Hospitalists who have to review each measure manually for every patient will have problems. “By the time you reach 11 measures,” Dr. Torcson says, “there are going to be human errors that result in a failure to successfully report. From what we’ve seen, groups are going to need an electronic decision support system to make this effective.”

A work in progress
The best way for hospitalists to prepare themselves for the growing pay-for-performance movement “and to have some input into program design “is to participate now. Dr. Torcson explains that when PQRI measures were first created, only a few applied to hospitalists because Medicare doesn’t recognize hospital medicine as a distinct specialty.

“We were able to change some measures to harmonize with the core measures that we as hospitalists already report,” he points out.

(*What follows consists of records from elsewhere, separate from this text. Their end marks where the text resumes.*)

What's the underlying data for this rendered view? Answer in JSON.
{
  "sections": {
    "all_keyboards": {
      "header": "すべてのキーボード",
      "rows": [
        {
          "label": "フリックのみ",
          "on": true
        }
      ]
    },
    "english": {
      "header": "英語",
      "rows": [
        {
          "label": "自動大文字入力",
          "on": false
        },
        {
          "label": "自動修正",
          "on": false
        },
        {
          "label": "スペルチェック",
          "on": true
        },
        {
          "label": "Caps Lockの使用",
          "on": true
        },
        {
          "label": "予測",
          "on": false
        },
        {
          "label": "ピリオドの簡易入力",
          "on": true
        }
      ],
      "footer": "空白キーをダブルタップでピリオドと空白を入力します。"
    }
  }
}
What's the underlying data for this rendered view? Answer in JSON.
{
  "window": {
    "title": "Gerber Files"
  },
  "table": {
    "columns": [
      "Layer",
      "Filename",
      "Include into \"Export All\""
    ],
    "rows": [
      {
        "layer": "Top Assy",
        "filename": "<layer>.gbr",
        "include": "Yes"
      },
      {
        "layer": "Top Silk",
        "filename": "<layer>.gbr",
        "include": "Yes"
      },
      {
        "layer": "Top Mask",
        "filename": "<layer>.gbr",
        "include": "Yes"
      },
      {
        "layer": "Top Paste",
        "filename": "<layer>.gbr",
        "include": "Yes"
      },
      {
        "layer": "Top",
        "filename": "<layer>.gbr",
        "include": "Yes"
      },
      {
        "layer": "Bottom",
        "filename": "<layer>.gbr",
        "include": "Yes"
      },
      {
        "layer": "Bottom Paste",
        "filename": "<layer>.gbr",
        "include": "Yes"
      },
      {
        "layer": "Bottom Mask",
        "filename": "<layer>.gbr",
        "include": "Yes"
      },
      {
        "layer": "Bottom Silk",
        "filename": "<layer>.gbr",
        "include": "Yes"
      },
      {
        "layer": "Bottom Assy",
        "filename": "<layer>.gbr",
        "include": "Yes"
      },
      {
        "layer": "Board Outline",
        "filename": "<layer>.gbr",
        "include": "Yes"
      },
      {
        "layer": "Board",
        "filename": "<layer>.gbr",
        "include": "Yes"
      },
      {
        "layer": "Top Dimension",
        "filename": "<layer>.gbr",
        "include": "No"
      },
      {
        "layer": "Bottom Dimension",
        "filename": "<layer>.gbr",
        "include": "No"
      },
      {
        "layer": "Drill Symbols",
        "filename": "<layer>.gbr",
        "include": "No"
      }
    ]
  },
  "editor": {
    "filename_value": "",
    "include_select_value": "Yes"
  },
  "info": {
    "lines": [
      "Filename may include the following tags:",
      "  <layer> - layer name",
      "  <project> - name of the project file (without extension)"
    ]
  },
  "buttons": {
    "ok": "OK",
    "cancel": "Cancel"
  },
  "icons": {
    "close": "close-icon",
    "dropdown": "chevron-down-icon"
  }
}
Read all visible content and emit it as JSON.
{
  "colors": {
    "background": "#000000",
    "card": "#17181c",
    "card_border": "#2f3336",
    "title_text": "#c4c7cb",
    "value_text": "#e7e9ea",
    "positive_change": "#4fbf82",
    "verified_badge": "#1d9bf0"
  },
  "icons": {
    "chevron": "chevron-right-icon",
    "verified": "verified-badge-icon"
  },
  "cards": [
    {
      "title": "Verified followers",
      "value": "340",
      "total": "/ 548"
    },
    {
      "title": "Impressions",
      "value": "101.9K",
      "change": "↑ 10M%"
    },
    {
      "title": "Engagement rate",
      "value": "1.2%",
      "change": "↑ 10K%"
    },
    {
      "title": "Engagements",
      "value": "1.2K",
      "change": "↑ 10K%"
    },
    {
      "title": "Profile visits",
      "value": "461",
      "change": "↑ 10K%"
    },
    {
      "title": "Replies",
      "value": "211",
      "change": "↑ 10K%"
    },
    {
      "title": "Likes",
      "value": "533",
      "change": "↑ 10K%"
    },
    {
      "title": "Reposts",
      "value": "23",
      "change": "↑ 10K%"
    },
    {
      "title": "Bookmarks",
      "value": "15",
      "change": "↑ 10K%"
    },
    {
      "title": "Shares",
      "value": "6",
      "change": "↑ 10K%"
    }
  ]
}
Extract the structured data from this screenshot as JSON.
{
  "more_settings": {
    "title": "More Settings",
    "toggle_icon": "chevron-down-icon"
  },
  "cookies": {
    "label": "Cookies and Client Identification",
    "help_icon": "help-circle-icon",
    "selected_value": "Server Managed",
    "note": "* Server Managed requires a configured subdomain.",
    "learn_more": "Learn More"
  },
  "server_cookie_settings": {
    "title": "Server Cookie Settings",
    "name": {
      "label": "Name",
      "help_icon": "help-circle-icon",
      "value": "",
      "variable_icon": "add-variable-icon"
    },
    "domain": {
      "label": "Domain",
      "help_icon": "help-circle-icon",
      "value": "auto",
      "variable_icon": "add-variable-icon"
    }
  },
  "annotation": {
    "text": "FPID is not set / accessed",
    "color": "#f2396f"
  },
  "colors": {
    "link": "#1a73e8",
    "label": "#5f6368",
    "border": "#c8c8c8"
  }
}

In 2009, hospitalists can expect to see new measures that touch on their unique inpatient role. Those will focus on processes and transitions of care, including medication reconciliation. (Upcoming program innovations that have made headlines, such as the use of electronic medical record data and alternative registries, will be tested in 2009 with only outpatient physicians.)

Even for hospitalists who haven’t filed a single report, Dr. Torcson says that it’s not too late. While physicians who begin reporting now for 2008 may have trouble receiving the full 1.5% yearly bonus, “if you’re trying to develop performance reporting skills for 2009,” says Dr. Torcson, “it’s a good time to get started.”

Edward Doyle is Editor of Today’s Hospitalist.